Les démocraties constitutionnelles occidentales ont fourni des exemples d’un autre type de dictature contemporaine. À divers moments des XXe et XXIe siècles, en période de crise intérieure ou étrangère, la plupart des régimes constitutionnels ont conféré des pouvoirs d’urgence à l’exécutif, suspendant les garanties constitutionnelles des droits ou libertés individuels ou déclarant une certaine forme de loi martiale. En effet, les constitutions de certaines démocraties occidentales prévoient explicitement l’octroi de pouvoirs d’urgence à l’exécutif en période de crise pour protéger l’ordre constitutionnel. Dans de nombreux cas, bien sûr, ces dispositions ont été les instruments avec lesquels les dictateurs ont renversé le régime. Ainsi, la proclamation de l’état d’urgence a marqué le début des dictatures de Mussolini en Italie, de Kemal Atatürk en Turquie, de Józef Piłsudski en Pologne, d’António de Olveira Salazar au Portugal, de Franz von Papen et d’Hitler en Allemagne, et d’Engelbert Dollfuss et de Kurt von Schuschnigg en Autriche. Dans d’autres démocraties, cependant, les arrangements constitutionnels ont survécu à des périodes assez longues de gouvernement de crise. Après la Seconde Guerre mondiale, par exemple, tant aux États-Unis qu’en Grande-Bretagne, le recours aux pouvoirs extraordinaires de l’exécutif s’est arrêté avec la fin de l’état d’urgence en temps de guerre. De même, bien que la constitution de 1958 de la Cinquième République française contenait des pouvoirs d’urgence étendus conférés au président – « lorsque les institutions de la République, l’indépendance de la nation, l’intégrité de son territoire ou l’exécution de ses obligations internationales sont menacées d’un danger immédiat et grave, et que le fonctionnement régulier de l’autorité constitutionnelle est interrompu » -, leur menace implicite pour l’ordre constitutionnel ne s’est pas réalisée.

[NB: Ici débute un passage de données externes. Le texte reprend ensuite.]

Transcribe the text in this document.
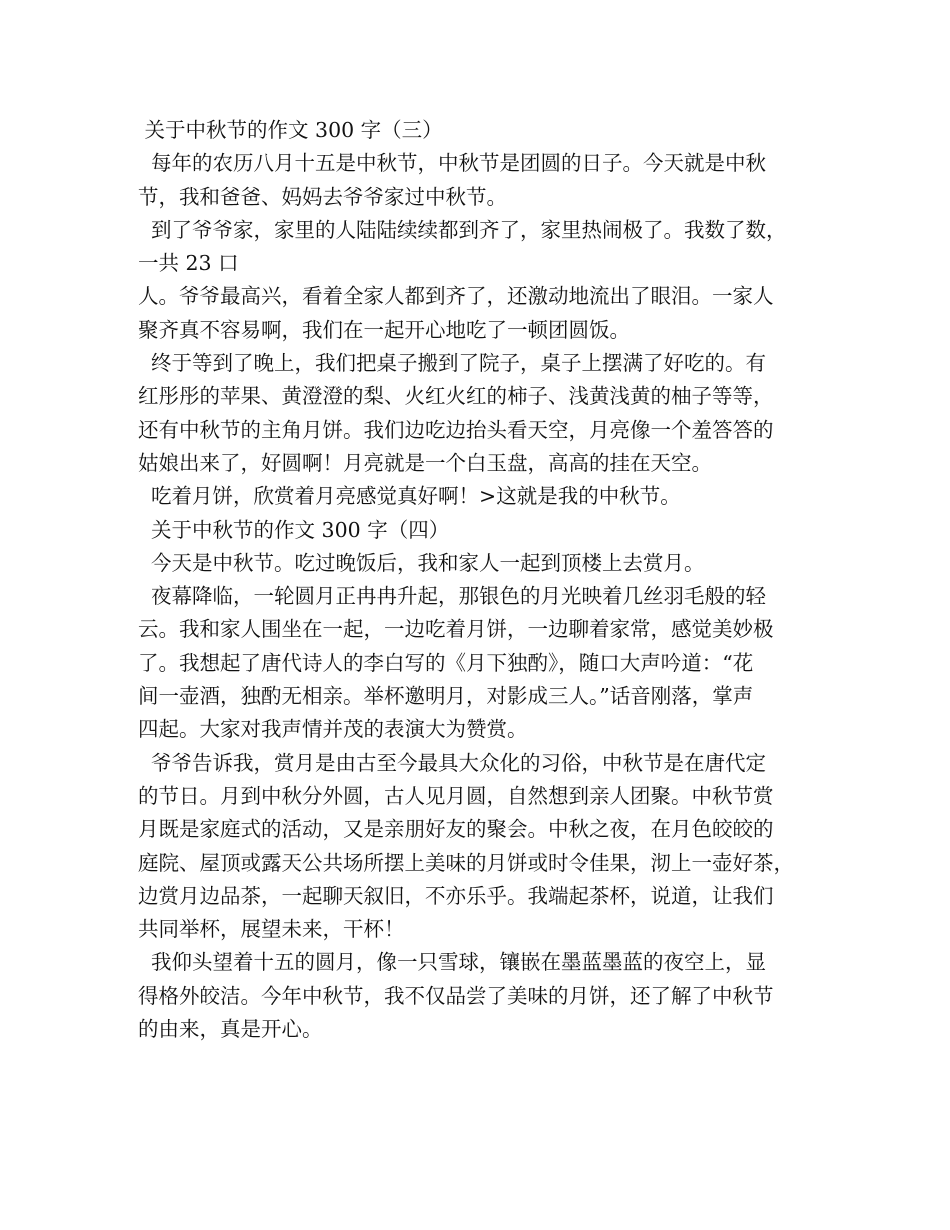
关于中秋节的作文 300 字（三）
每年的农历八月十五是中秋节，中秋节是团圆的日子。今天就是中秋
节，我和爸爸、妈妈去爷爷家过中秋节。
到了爷爷家，家里的人陆陆续续都到齐了，家里热闹极了。我数了数，
一共 23 口
人。爷爷最高兴，看着全家人都到齐了，还激动地流出了眼泪。一家人
聚齐真不容易啊，我们在一起开心地吃了一顿团圆饭。
终于等到了晚上，我们把桌子搬到了院子，桌子上摆满了好吃的。有
红彤彤的苹果、黄澄澄的梨、火红火红的柿子、浅黄浅黄的柚子等等，
还有中秋节的主角月饼。我们边吃边抬头看天空，月亮像一个羞答答的
姑娘出来了，好圆啊！月亮就是一个白玉盘，高高的挂在天空。
吃着月饼，欣赏着月亮感觉真好啊！>这就是我的中秋节。
关于中秋节的作文 300 字（四）
今天是中秋节。吃过晚饭后，我和家人一起到顶楼上去赏月。
夜幕降临，一轮圆月正冉冉升起，那银色的月光映着几丝羽毛般的轻
云。我和家人围坐在一起，一边吃着月饼，一边聊着家常，感觉美妙极
了。我想起了唐代诗人的李白写的《月下独酌》，随口大声吟道：“花
间一壶酒，独酌无相亲。举杯邀明月，对影成三人。”话音刚落，掌声
四起。大家对我声情并茂的表演大为赞赏。
爷爷告诉我，赏月是由古至今最具大众化的习俗，中秋节是在唐代定
的节日。月到中秋分外圆，古人见月圆，自然想到亲人团聚。中秋节赏
月既是家庭式的活动，又是亲朋好友的聚会。中秋之夜，在月色皎皎的
庭院、屋顶或露天公共场所摆上美味的月饼或时令佳果，沏上一壶好茶，
边赏月边品茶，一起聊天叙旧，不亦乐乎。我端起茶杯，说道，让我们
共同举杯，展望未来，干杯！
我仰头望着十五的圆月，像一只雪球，镶嵌在墨蓝墨蓝的夜空上，显
得格外皎洁。今年中秋节，我不仅品尝了美味的月饼，还了解了中秋节
的由来，真是开心。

De nombreuses forces à l’œuvre à la fin du XXe siècle et au début du XXIe siècle ont semblé donner un élan à la montée des formes monocratiques de gouvernement. Dans presque tous les systèmes politiques, les pouvoirs des chefs de l’exécutif ont augmenté en réponse aux crises sociales, économiques et militaires exigeantes de l’époque. Les décisions complexes que doivent prendre les gouvernements à l’ère de la technologie, les impulsions perfectionnistes des grandes structures bureaucratiques qui se sont développées dans toutes les sociétés industrialisées et les impératifs de la survie nationale dans un monde nucléaire continuent de contribuer au processus d’agrandissement de l’exécutif. La question qui se pose pour de nombreux régimes constitutionnels est de savoir si la limitation et l’équilibre des pouvoirs qui sont au cœur du gouvernement constitutionnel peuvent survivre à l’élargissement croissant du pouvoir exécutif.